Back in 2012, Hong Kong was briefly riveted by a story on How to Spend US$2 million and Still Not Get Your Kids Into Harvard. The scion of the Chow Sang Sang family was suing American educational consultants IvyAdmit for taking a painfully large amount of money but not delivering on the Ivy League admissions promised for his two kids. As part of the evidence, Chow submitted invoices from tutors/fixers, which showed that he himself had also received ‘allegedly improper academic assistance’ when doing a degree of his own. What most raised eyebrows was his openness about paying others to read and write for his assignments on his behalf, which suggested that he saw it as a perfectly normal and acceptable means of study.
(This is where the sandpit helped – no-one to do things for you there.)
The latest news is that Chow is now trying to get this part of the evidence excluded from the lawsuit. The reasons are in a motion (in limine, no less) from a couple of weeks ago. His lawyers argue that the material is irrelevant. If they left it at that, and acted all cool and confident, I could sort of imagine the judge agreeing. But they go further. They claim the evidence presents a danger of jury bias via an impression that Chow received “an advantage not available to other, less affluent, students.” They similarly fret about possible “resentment based on a perception that their children have taken slots in US schools that might have been available to American citizens.”

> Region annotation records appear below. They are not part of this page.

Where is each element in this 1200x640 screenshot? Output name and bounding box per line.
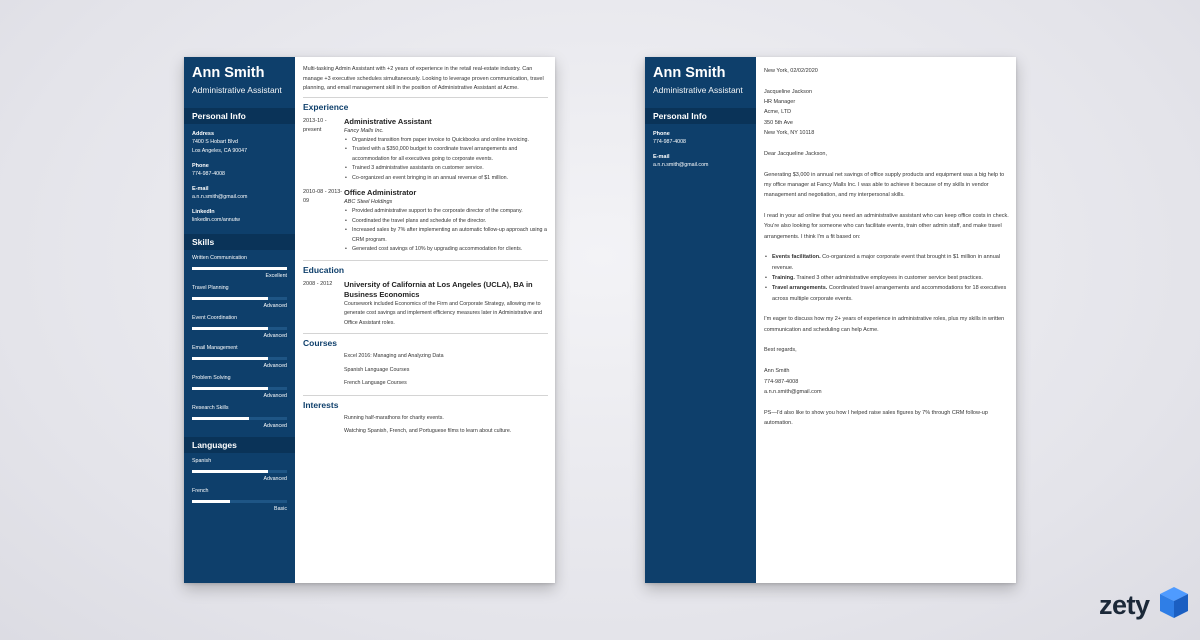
skill-bar-fill	[192, 327, 268, 330]
letter-ps: PS—I'd also like to show you how I helped raise sales figures by 7% through CRM follow-up automation.	[764, 409, 988, 426]
entry-title: University of California at Los Angeles (UCLA), BA in Business Economics	[344, 279, 533, 299]
skill-bar-fill	[192, 417, 249, 420]
languages-list	[184, 458, 295, 513]
skill-item	[184, 375, 295, 400]
skill-name: Spanish	[192, 458, 212, 464]
interest-item: Watching Spanish, French, and Portuguese films to learn about culture.	[344, 428, 512, 434]
skill-bar-fill	[192, 387, 268, 390]
experience-heading: Experience	[303, 97, 548, 112]
skill-bar	[192, 387, 287, 390]
skill-name: Research Skills	[192, 405, 229, 411]
skill-bar	[192, 417, 287, 420]
bullet-text: Co-organized a major corporate event that brought in $1 million in annual revenue.	[772, 254, 1001, 271]
skill-bar	[192, 327, 287, 330]
skill-level: Advanced	[263, 423, 287, 429]
skill-bar	[192, 297, 287, 300]
resume-sidebar	[184, 57, 295, 583]
education-heading: Education	[303, 260, 548, 275]
entry-date: 2008 - 2012	[303, 280, 333, 287]
letter-bullet	[772, 252, 1009, 273]
cover-role: Administrative Assistant	[653, 85, 743, 95]
skill-name: Problem Solving	[192, 375, 231, 381]
entry-desc: Coursework included Economics of the Firm and Corporate Strategy, allowing me to generate cost savings and implement efficiency measures later in Administrative and Office Assistant roles.	[344, 300, 543, 326]
interests-heading: Interests	[303, 395, 548, 410]
bullet-text: Trained 3 other administrative employees in customer service best practices.	[794, 274, 983, 281]
bullet-lead: Travel arrangements.	[772, 285, 828, 292]
info-value: 7400 S Hobart Blvd	[192, 139, 238, 145]
skill-bar-fill	[192, 500, 230, 503]
skill-name: Written Communication	[192, 255, 247, 261]
skill-item	[184, 345, 295, 370]
personal-info-heading: Personal Info	[184, 108, 295, 124]
skills-list	[184, 255, 295, 430]
bullet-lead: Events facilitation.	[772, 254, 821, 261]
resume-summary: Multi-tasking Admin Assistant with +2 years of experience in the retail real-estate industry. Can manage +3 executive schedules simultaneously. Looking to leverage proven communication, travel planning, and email management skill in the position of Administrative Assistant at Acme.	[303, 66, 544, 91]
recipient-line: New York, NY 10118	[764, 129, 815, 136]
skill-level: Advanced	[263, 476, 287, 482]
letter-greeting: Dear Jacqueline Jackson,	[764, 150, 827, 157]
skill-level: Basic	[274, 506, 287, 512]
skill-item	[184, 488, 295, 513]
recipient-line: Jacqueline Jackson	[764, 88, 813, 95]
bullet-lead: Training.	[772, 274, 795, 281]
courses-heading: Courses	[303, 333, 548, 348]
signature-line: a.n.n.smith@gmail.com	[764, 388, 822, 395]
bullet: • Increased sales by 7% after implementing an automatic follow-up approach using a CRM program.	[352, 226, 548, 245]
skill-item	[184, 285, 295, 310]
resume-role: Administrative Assistant	[192, 85, 282, 95]
skill-item	[184, 255, 295, 280]
course-item: Excel 2016: Managing and Analyzing Data	[344, 353, 444, 359]
recipient-line: 350 5th Ave	[764, 119, 793, 126]
resume-name: Ann Smith	[192, 65, 265, 81]
skill-item	[184, 458, 295, 483]
letter-bullet	[772, 273, 1009, 283]
interest-item: Running half-marathons for charity events.	[344, 414, 444, 421]
skill-bar-fill	[192, 357, 268, 360]
bullet: • Organized transition from paper invoice to Quickbooks and online invoicing.	[352, 136, 548, 146]
course-item: French Language Courses	[344, 380, 407, 386]
info-value: Los Angeles, CA 90047	[192, 148, 248, 154]
letter-closing: Best regards,	[764, 347, 797, 354]
skill-bar-fill	[192, 297, 268, 300]
recipient-line: Acme, LTD	[764, 109, 792, 116]
signature-line: 774-987-4008	[764, 378, 799, 385]
info-value: linkedin.com/annutw	[192, 217, 240, 223]
letter-bullet	[772, 283, 1009, 304]
entry-org: Fancy Malls Inc.	[344, 127, 384, 134]
info-label: LinkedIn	[192, 209, 215, 215]
info-value: a.n.n.smith@gmail.com	[192, 194, 248, 200]
skill-level: Advanced	[263, 363, 287, 369]
info-value: 774-987-4008	[192, 171, 225, 177]
experience-entry	[303, 188, 548, 255]
bullet: • Provided administrative support to the corporate director of the company.	[352, 207, 548, 217]
info-value: a.n.n.smith@gmail.com	[653, 162, 709, 168]
info-label: Phone	[192, 163, 209, 169]
cube-icon	[1159, 586, 1189, 620]
skill-name: Travel Planning	[192, 285, 229, 291]
zety-logo	[1099, 586, 1189, 626]
experience-entry	[303, 117, 548, 184]
skill-bar	[192, 500, 287, 503]
personal-info-heading: Personal Info	[645, 108, 756, 124]
skill-level: Advanced	[263, 393, 287, 399]
course-item: Spanish Language Courses	[344, 366, 410, 373]
bullet: • Trusted with a $350,000 budget to coordinate travel arrangements and accommodation for all executives going to corporate events.	[352, 145, 548, 164]
info-label: Address	[192, 131, 215, 137]
resume-page	[184, 57, 555, 583]
languages-heading: Languages	[184, 437, 295, 453]
bullet: • Coordinated the travel plans and schedule of the director.	[352, 217, 548, 227]
info-label: E-mail	[192, 186, 209, 192]
skill-bar	[192, 357, 287, 360]
bullet: • Trained 3 administrative assistants on customer service.	[352, 164, 548, 174]
recipient-line: HR Manager	[764, 99, 796, 106]
info-label: E-mail	[653, 154, 670, 160]
cover-name: Ann Smith	[653, 65, 726, 81]
skill-level: Excellent	[265, 273, 287, 279]
skill-name: Event Coordination	[192, 315, 238, 321]
entry-date: 2013-10 - present	[303, 117, 327, 133]
personal-info-block	[184, 131, 295, 225]
cover-letter-page	[645, 57, 1016, 583]
info-value: 774-987-4008	[653, 139, 686, 145]
entry-title: Office Administrator	[344, 188, 417, 197]
bullet: • Co-organized an event bringing in an annual revenue of $1 million.	[352, 174, 548, 184]
entry-title: Administrative Assistant	[344, 116, 432, 126]
info-label: Phone	[653, 131, 670, 137]
logo-text: zety	[1099, 590, 1150, 620]
bullet-text: Coordinated travel arrangements and accommodations for 18 executives across multiple corporate events.	[772, 285, 1007, 302]
skill-bar-fill	[192, 267, 287, 270]
resume-main	[295, 57, 555, 583]
cover-sidebar	[645, 57, 756, 583]
skill-item	[184, 405, 295, 430]
signature-line: Ann Smith	[764, 368, 790, 375]
skill-bar	[192, 267, 287, 270]
letter-paragraph: I read in your ad online that you need an administrative assistant who can keep office costs in check. You're also looking for someone who can facilitate events, train other admin staff, and make travel arrangements. I think I'm a fit based on:	[764, 212, 1009, 240]
skill-level: Advanced	[263, 303, 287, 309]
letter-date: New York, 02/02/2020	[764, 68, 818, 74]
skill-level: Advanced	[263, 333, 287, 339]
letter-paragraph: Generating $3,000 in annual net savings of office supply products and equipment was a big help to my office manager at Fancy Malls Inc. I was able to achieve it because of my skills in vendor management and negotiation, and my interpersonal skills.	[764, 171, 1005, 199]
cover-body	[756, 57, 1016, 583]
skill-name: French	[192, 488, 209, 494]
bullet: • Generated cost savings of 10% by upgrading accommodation for clients.	[352, 245, 548, 255]
skill-item	[184, 315, 295, 340]
skill-name: Email Management	[192, 345, 238, 351]
skills-heading: Skills	[184, 234, 295, 250]
skill-bar-fill	[192, 470, 268, 473]
entry-date: 2010-08 - 2013-09	[303, 189, 343, 204]
skill-bar	[192, 470, 287, 473]
education-entry	[303, 280, 548, 329]
entry-org: ABC Steel Holdings	[344, 199, 393, 205]
letter-paragraph: I'm eager to discuss how my 2+ years of experience in administrative roles, plus my skills in written communication and scheduling can help Acme.	[764, 316, 1005, 333]
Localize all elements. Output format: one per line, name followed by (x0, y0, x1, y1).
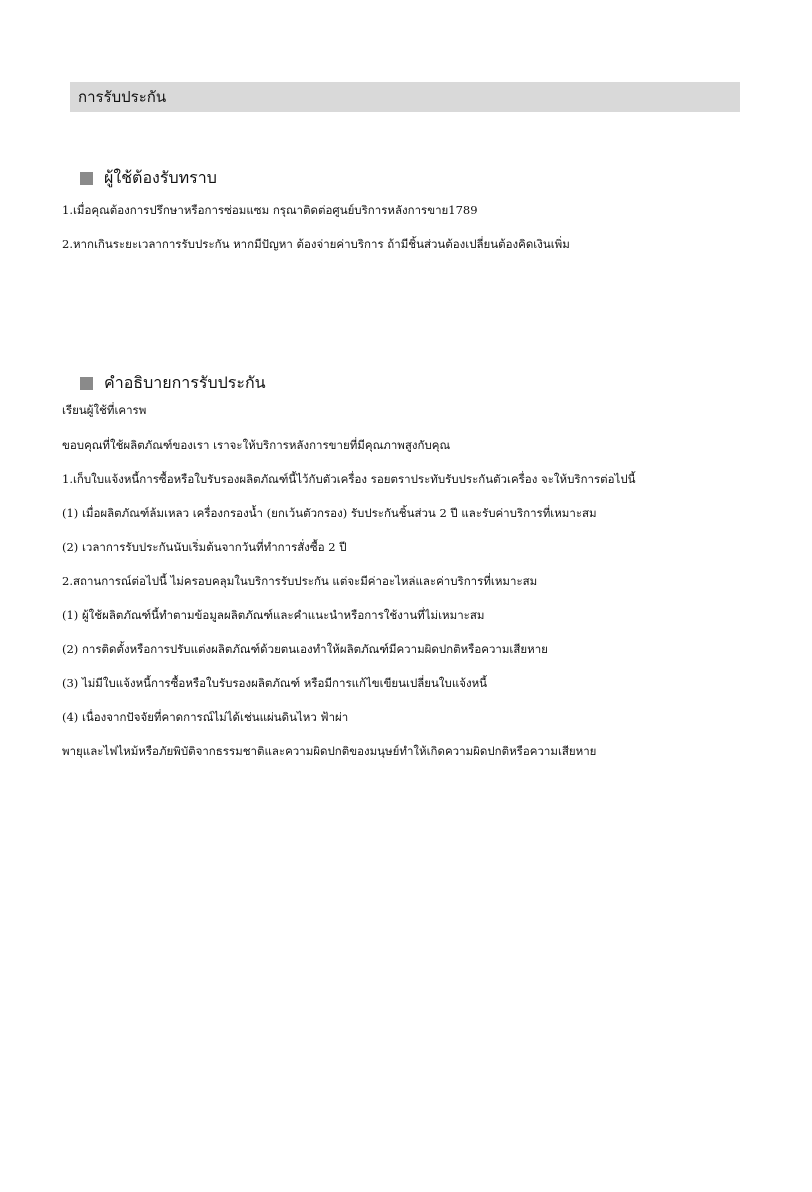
warranty-line-3: 1.เก็บใบแจ้งหนี้การซื้อหรือใบรับรองผลิตภัณฑ์นี้ไว้กับตัวเครื่อง รอยตราประทับรับประกันตัวเครื่อง จะให้บริการต่อไปนี้ (62, 472, 636, 486)
section-header-bar (70, 82, 740, 112)
notice-heading-text: ผู้ใช้ต้องรับทราบ (104, 168, 217, 187)
warranty-line-8: (2) การติดตั้งหรือการปรับแต่งผลิตภัณฑ์ด้วยตนเองทำให้ผลิตภัณฑ์มีความผิดปกติหรือความเสียหาย (62, 642, 548, 656)
square-bullet-icon (80, 172, 93, 185)
warranty-line-11: พายุและไฟไหม้หรือภัยพิบัติจากธรรมชาติและความผิดปกติของมนุษย์ทำให้เกิดความผิดปกติหรือความเสียหาย (62, 744, 597, 758)
warranty-line-10: (4) เนื่องจากปัจจัยที่คาดการณ์ไม่ได้เช่นแผ่นดินไหว ฟ้าผ่า (62, 710, 349, 724)
warranty-line-5: (2) เวลาการรับประกันนับเริ่มต้นจากวันที่ทำการสั่งซื้อ 2 ปี (62, 540, 347, 554)
square-bullet-icon (80, 377, 93, 390)
warranty-line-7: (1) ผู้ใช้ผลิตภัณฑ์นี้ทำตามข้อมูลผลิตภัณฑ์และคำแนะนำหรือการใช้งานที่ไม่เหมาะสม (62, 608, 485, 622)
warranty-heading-text: คำอธิบายการรับประกัน (104, 373, 266, 392)
warranty-heading (80, 372, 266, 394)
warranty-line-9: (3) ไม่มีใบแจ้งหนี้การซื้อหรือใบรับรองผลิตภัณฑ์ หรือมีการแก้ไขเขียนเปลี่ยนใบแจ้งหนี้ (62, 676, 488, 690)
notice-heading (80, 167, 217, 189)
page-title: การรับประกัน (78, 88, 167, 106)
notice-line-2: 2.หากเกินระยะเวลาการรับประกัน หากมีปัญหา ต้องจ่ายค่าบริการ ถ้ามีชิ้นส่วนต้องเปลี่ยนต้องคิดเงินเพิ่ม (62, 237, 570, 251)
warranty-line-2: ขอบคุณที่ใช้ผลิตภัณฑ์ของเรา เราจะให้บริการหลังการขายที่มีคุณภาพสูงกับคุณ (62, 438, 451, 452)
notice-line-1: 1.เมื่อคุณต้องการปรึกษาหรือการซ่อมแซม กรุณาติดต่อศูนย์บริการหลังการขาย1789 (62, 203, 478, 217)
warranty-line-4: (1) เมื่อผลิตภัณฑ์ล้มเหลว เครื่องกรองน้ำ (ยกเว้นตัวกรอง) รับประกันชิ้นส่วน 2 ปี และรับค่าบริการที่เหมาะสม (62, 506, 597, 520)
warranty-line-6: 2.สถานการณ์ต่อไปนี้ ไม่ครอบคลุมในบริการรับประกัน แต่จะมีค่าอะไหล่และค่าบริการที่เหมาะสม (62, 574, 538, 588)
warranty-line-1: เรียนผู้ใช้ที่เคารพ (62, 403, 147, 417)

In short, they seem to be concerned that the ‘allegedly improper academic assistance’ Chow Senior received when doing his own degree could discredit him, and thus damage or detract from the charge that he was cheated by the consultants providing similar assistance to his children (who presumably could also be discredited, but have to live with it). (IvyAdmit, for its part, seems to be trying to smear Chow by smearing itself as a purveyor of degree-cheating services. Hey – there’s two million bucks at stake.)
As well as insisting that the evidence is irrelevant and prejudicial, Chow’s lawyers labour at length to establish that the services of consultants like IvyAdmit are perfectly above-board; his degree course was aimed at students with English as a second language (help with editing was recommended), and as a qualified dentist with a fine career behind him, he surely had zero incentive to cheat. Anyway, the lawyers argue, even if this motion fails and the jury do find out about IvyAdmit’s assistance to him, “…his conduct would not evince that it is Dr Chow’s character to be untruthful.”
So there. Maybe the judge will sympathize with such a heart-rending tale. The trial itself is still to come, so the ultimate, intriguing question remains to be answered: did the purveyors of ‘allegedly improper academic assistance’ cheat the buyer? Remember (one of life’s hard lessons), only one side can be officially, legally declared as slimy scum.